His most well-known work is the series "Pages from an Old Album", which was considered a landmark in her career. "Pages from an Old Album" serves as a photographic diary of the 1950s, documenting everyday life when she was eleven years old, which has been argued was impactful because it was a more unselfconscious perspective. It was also notable for its candidness, as during the Joseph Stalin era, most people were wary of cameras, but a child could photograph freely. She returned to the series in the 1980s and compiled it together to be first exhibited in Kaunas in 1984, reflecting her belief that photography should be objective. The entire series consisted of about 130 negatives. He would later return to the work a few years later to follow it up with "Based on the Pages of an Old Album", in which she traced those same people in the photographs from the 1950s to 1991.

He was also responsible for having helped found the Zaporizhzhia Photo Club.

== Personal life ==
Matus died on 24 April 2014 after a prolonged illness. He was survived by his widow, Nina Dovgiallo, who was a radiophysicist, painter, and a candidate for Master of Radio Sports.

== Honours and awards ==
He was personally awarded with the "Excellence in Education" honour by both the USSR and Ukraine and the "Sofia Rusova" Badge from the Ministry of Education of Ukraine.

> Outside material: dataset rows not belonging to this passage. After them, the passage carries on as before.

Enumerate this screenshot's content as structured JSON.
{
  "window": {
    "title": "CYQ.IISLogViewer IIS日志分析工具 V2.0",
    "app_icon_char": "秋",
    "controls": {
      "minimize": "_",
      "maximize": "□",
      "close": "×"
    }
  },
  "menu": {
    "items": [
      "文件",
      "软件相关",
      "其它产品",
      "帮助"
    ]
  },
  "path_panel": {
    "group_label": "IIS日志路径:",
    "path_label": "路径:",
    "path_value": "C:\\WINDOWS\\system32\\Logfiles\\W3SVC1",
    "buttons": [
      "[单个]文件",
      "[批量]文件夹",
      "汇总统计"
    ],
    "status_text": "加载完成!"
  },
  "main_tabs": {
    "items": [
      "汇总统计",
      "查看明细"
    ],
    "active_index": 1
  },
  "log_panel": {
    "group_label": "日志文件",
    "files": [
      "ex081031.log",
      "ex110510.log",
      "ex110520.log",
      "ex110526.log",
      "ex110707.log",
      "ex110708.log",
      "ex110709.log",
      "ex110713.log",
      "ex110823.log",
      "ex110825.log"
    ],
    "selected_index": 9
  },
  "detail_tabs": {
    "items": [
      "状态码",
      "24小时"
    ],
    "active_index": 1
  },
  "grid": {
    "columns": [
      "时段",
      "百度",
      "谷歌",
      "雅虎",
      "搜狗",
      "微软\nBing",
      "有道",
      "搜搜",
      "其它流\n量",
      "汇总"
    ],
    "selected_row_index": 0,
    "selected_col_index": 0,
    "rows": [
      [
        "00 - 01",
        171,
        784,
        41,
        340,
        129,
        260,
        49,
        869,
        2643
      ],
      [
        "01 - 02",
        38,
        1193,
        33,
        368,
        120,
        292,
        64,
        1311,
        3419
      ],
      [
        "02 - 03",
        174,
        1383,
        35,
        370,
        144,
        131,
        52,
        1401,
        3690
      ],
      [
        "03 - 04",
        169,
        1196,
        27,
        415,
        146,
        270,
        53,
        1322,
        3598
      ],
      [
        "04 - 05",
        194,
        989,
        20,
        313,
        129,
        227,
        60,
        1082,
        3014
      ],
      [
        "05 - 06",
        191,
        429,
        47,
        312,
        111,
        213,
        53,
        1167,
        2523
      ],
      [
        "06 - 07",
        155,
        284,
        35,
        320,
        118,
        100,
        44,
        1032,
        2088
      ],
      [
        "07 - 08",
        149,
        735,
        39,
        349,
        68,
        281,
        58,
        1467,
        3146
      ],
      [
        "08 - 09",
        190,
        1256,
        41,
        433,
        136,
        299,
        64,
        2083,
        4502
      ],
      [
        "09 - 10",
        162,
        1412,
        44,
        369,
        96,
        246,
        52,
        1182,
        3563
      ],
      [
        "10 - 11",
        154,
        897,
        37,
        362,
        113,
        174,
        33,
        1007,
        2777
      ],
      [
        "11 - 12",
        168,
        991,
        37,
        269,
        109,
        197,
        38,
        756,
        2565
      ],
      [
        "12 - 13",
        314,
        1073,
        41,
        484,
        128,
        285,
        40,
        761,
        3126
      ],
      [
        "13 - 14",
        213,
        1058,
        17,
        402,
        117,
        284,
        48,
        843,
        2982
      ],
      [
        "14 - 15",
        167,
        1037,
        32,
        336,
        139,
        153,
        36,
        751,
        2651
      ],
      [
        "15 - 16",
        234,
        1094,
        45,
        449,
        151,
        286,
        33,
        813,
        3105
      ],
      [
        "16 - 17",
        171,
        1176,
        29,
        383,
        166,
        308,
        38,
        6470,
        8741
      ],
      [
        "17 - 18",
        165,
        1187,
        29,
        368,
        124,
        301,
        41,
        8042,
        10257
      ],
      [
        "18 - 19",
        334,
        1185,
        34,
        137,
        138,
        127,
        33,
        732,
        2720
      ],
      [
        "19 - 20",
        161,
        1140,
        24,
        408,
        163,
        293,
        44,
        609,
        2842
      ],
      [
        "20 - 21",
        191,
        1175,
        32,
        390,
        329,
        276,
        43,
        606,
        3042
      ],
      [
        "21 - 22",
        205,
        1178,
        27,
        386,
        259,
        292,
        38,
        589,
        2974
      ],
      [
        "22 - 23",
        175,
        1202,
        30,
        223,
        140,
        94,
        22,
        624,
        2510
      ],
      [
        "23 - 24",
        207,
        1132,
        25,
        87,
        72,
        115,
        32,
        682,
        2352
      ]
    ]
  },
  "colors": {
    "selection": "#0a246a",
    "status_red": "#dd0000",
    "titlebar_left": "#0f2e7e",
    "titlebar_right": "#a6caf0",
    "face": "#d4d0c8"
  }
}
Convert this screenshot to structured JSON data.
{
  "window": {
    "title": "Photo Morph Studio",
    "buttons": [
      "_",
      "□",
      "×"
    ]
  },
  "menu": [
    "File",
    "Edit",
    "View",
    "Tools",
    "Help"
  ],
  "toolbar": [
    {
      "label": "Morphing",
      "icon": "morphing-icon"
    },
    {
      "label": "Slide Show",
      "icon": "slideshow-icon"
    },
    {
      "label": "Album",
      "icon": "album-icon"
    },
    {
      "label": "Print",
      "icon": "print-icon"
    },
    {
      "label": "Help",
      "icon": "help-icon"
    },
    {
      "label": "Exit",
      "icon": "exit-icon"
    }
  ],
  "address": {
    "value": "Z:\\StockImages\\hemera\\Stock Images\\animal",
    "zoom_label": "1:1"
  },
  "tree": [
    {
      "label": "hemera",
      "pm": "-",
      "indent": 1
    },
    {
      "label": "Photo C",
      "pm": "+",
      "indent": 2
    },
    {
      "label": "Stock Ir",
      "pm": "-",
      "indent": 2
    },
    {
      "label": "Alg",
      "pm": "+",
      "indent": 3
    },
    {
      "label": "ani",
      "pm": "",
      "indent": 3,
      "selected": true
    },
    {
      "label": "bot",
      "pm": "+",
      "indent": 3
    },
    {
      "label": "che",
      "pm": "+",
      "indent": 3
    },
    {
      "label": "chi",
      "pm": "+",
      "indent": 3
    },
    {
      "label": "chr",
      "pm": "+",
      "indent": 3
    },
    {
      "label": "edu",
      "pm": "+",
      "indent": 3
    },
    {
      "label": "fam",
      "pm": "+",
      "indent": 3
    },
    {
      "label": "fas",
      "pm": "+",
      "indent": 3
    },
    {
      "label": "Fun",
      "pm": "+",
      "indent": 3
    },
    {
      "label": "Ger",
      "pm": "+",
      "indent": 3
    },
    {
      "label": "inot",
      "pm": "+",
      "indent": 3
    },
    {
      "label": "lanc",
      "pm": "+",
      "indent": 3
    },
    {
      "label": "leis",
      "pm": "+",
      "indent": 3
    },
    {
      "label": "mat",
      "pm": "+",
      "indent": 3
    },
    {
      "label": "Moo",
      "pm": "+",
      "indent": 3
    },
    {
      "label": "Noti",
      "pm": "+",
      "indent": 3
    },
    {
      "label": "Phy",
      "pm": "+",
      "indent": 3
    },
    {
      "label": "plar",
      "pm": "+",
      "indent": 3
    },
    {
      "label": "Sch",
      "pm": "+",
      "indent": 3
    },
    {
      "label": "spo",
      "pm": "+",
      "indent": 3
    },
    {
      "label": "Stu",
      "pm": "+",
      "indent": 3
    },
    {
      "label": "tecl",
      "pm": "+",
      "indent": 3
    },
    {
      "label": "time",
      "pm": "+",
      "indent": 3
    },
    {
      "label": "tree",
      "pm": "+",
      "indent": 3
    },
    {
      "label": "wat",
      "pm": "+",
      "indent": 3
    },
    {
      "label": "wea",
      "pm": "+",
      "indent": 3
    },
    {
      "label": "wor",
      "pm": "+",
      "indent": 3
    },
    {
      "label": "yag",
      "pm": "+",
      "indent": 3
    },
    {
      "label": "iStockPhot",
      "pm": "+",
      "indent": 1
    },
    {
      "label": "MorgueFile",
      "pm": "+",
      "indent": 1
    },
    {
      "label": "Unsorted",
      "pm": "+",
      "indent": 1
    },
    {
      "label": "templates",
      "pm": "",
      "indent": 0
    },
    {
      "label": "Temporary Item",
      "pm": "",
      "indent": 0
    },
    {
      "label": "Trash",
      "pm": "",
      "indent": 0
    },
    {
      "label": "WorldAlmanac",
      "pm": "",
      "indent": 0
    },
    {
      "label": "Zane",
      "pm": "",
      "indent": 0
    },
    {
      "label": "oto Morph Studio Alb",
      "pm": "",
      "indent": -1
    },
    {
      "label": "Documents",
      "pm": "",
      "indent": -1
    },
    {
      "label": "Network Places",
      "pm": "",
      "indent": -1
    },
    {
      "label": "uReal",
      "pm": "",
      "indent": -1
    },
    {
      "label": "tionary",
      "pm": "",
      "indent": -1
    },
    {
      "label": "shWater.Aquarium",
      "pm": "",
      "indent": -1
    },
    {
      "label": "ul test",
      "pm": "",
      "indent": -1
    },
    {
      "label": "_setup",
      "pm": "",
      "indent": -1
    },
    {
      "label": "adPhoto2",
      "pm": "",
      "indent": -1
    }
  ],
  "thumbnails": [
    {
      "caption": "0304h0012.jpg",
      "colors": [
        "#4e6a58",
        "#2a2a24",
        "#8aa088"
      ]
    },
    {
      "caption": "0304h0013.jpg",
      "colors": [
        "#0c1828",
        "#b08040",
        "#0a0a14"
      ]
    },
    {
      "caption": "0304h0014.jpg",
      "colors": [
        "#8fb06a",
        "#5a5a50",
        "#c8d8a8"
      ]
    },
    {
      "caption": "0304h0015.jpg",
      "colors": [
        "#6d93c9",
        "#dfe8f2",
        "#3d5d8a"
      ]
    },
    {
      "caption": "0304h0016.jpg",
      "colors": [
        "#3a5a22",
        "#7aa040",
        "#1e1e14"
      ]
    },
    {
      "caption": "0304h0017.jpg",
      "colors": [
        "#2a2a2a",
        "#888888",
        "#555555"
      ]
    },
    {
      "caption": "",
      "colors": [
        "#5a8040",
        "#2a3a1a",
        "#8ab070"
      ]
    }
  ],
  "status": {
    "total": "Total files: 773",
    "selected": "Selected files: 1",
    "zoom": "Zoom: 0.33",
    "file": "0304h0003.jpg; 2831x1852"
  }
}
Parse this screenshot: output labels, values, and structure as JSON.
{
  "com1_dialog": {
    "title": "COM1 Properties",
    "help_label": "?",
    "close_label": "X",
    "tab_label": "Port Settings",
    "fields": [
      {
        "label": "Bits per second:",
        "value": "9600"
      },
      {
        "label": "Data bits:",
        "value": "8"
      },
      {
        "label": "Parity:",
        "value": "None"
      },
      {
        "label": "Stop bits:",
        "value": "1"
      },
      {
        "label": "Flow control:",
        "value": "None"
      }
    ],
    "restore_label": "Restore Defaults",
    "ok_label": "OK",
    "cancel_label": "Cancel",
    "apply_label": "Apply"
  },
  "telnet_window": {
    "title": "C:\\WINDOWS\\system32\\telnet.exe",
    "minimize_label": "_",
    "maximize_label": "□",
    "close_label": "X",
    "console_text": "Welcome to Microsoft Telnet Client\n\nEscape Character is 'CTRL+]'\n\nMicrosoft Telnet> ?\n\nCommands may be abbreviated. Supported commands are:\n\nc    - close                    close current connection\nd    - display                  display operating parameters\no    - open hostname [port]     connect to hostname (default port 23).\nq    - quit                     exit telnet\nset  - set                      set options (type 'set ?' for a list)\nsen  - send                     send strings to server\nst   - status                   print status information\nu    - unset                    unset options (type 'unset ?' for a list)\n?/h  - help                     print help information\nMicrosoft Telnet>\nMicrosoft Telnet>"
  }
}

During his lifetime, his students won over 100 international awards.

== Legacy ==
In July 2015 the Dnipropetrovsk Art Museum held an exhibition entitled "Retrospective" to honor the member of Matus. It contained a retrospective of about 200 photographs by Matus, presenting fragments of large thematic series.

Later, in July 2021, a film laboratory entitled the "Marlene Matus Creative Laboratory of Children's Cinema" opened in Dnipro. A children's art festival in Dnipro also bears his name.